Like bagging-of-trees, random forests predict via majority voting from classification trees trained on \(B\) bootstrap samples.
However, whenever a split is designed in each tree, the split is only allowed among \(m(< <p)\) predictors randomly selected out of the \(p\) predictors.
The rationale: in a situation where there would be one strong predictor only, most bagged trees would use this predictor in the top split, which would result in highly correlated trees. The tweak above will prevent this, hence will lead to less correlated trees.

Using \(m=p\) would simply provide bagging-of-trees. Using \(m\) small is appropriate when there are many correlated predictors.

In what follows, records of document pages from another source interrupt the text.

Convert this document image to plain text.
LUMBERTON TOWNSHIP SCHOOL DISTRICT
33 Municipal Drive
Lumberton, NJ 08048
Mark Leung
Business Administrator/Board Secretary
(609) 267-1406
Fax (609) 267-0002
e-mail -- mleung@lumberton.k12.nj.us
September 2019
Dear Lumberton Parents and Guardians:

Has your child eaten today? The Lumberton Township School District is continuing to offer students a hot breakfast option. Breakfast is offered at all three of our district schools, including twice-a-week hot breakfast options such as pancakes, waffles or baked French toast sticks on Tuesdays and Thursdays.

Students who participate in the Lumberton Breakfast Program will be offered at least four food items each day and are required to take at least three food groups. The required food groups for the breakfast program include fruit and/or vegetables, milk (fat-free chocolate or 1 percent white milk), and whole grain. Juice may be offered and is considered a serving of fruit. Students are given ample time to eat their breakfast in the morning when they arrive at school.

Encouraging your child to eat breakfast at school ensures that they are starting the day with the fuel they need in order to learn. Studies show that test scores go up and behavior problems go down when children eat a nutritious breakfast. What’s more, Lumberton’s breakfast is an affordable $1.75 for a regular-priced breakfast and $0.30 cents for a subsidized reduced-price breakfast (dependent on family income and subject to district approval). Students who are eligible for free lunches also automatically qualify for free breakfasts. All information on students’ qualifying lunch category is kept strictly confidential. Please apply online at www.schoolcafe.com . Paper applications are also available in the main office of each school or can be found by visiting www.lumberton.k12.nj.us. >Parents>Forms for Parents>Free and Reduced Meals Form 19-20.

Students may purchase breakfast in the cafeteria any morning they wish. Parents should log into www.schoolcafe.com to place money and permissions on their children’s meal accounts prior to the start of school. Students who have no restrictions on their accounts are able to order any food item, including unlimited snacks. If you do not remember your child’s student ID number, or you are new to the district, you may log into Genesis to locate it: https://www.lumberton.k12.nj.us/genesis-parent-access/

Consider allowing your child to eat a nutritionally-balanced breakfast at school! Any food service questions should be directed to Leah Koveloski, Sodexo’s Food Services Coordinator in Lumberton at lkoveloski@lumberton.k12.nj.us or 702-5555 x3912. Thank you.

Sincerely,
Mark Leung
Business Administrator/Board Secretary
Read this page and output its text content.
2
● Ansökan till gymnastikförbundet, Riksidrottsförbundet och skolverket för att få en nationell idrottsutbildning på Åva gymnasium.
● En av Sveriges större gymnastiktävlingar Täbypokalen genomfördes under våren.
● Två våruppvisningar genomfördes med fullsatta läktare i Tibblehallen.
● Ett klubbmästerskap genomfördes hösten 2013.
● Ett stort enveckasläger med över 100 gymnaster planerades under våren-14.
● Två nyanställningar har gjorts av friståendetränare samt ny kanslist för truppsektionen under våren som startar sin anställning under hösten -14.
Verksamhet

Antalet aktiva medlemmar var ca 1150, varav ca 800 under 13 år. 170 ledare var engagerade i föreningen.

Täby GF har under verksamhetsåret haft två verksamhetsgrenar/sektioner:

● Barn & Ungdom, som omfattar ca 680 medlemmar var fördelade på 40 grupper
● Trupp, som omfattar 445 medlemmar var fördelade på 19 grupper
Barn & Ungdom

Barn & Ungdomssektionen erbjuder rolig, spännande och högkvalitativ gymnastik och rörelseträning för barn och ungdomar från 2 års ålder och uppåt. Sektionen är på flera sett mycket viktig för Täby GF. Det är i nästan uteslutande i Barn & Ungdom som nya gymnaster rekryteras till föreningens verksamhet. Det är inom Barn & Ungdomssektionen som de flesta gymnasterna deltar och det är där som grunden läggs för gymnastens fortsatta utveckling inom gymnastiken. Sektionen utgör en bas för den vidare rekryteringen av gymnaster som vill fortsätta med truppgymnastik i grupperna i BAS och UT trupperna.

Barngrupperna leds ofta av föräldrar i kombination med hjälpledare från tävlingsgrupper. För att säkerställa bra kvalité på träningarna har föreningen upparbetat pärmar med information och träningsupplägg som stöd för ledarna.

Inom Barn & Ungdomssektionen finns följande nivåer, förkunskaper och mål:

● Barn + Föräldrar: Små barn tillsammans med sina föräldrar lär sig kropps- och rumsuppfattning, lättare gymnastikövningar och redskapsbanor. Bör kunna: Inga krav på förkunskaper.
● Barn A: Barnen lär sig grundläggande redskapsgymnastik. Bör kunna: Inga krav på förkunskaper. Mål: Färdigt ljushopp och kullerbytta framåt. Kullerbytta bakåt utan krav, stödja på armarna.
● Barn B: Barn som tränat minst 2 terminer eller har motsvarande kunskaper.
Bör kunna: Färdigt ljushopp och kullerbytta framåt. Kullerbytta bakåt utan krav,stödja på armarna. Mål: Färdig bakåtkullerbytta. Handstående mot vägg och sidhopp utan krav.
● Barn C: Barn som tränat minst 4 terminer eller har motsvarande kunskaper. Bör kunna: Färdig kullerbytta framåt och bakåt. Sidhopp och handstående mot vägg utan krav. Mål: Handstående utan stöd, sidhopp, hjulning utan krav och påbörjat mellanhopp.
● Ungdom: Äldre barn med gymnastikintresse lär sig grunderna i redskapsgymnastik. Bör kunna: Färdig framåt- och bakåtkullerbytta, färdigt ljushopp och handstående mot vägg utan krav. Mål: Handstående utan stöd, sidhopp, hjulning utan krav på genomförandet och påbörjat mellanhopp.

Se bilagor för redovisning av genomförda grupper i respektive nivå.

Common practice:

For classification (where majority voting is used), \(m \approx \sqrt p\).
For regression (where tree predictions are averaged), \(m \approx \frac{p}3\).

In both cases, results are actually not very sensitive to \(m\).

Random forests

are nonparametric and efficient
can deal with a large number of predictors (high dimension)
can cope with both small and large sample sizes (Big Data)

but they

rely on a rather black box model, and
are not supported by strong theoretical results

2.2 A simulation

Let us look at efficiency…

We repeated \(M=1000\) times the following experiment:

Split the channing data set into a training set (of size 300) and a test set (of size 162);
1. train a classification tree on the training set and evaluate its test error (i.e., misclassification rate) on the test set;
2. do the same with a bagging classifier using \(B=500\) trees;
3. do the same with a random forest classifier using the randomForest function in R with default parameters (\(B=500\) trees, \(m\approx \sqrt p\)).

This provided \(M=1000\) test errors for the direct (single-tree) approach, \(M=1000\) test errors for the bagging approach, and \(M=1000\) test errors for the random forest approach.

2.3 A simulation

Figure 1: Results of the simulation (boxplots of misclassification errors).

3 Importance of each predictor

3.1 Measuring importance of each predictor

Because bagging-of-trees and random forests are poorly interpretable compared to classification trees, the following is useful.

The importance, \(v_j\) say, of the \(j\)th predictor is measured as follows.

For each tree (i.e., for any \(b=1,\ldots,B\)),

the prediction error on OOB observations is recorded, and
the same is done after permuting randomly all values of the \(j\)th predictor (which essentially turns this predictor into noise), the difference between both errors is then averaged over \(b=1,\ldots,B\) (and normalized by the standard error—if it is positive), yielding \(v_j\).

(A similar measure is used for regression, based on MSEs).

3.2 Measuring importance of each predictor

Figure 2: Importance of each predictor (decreasing order).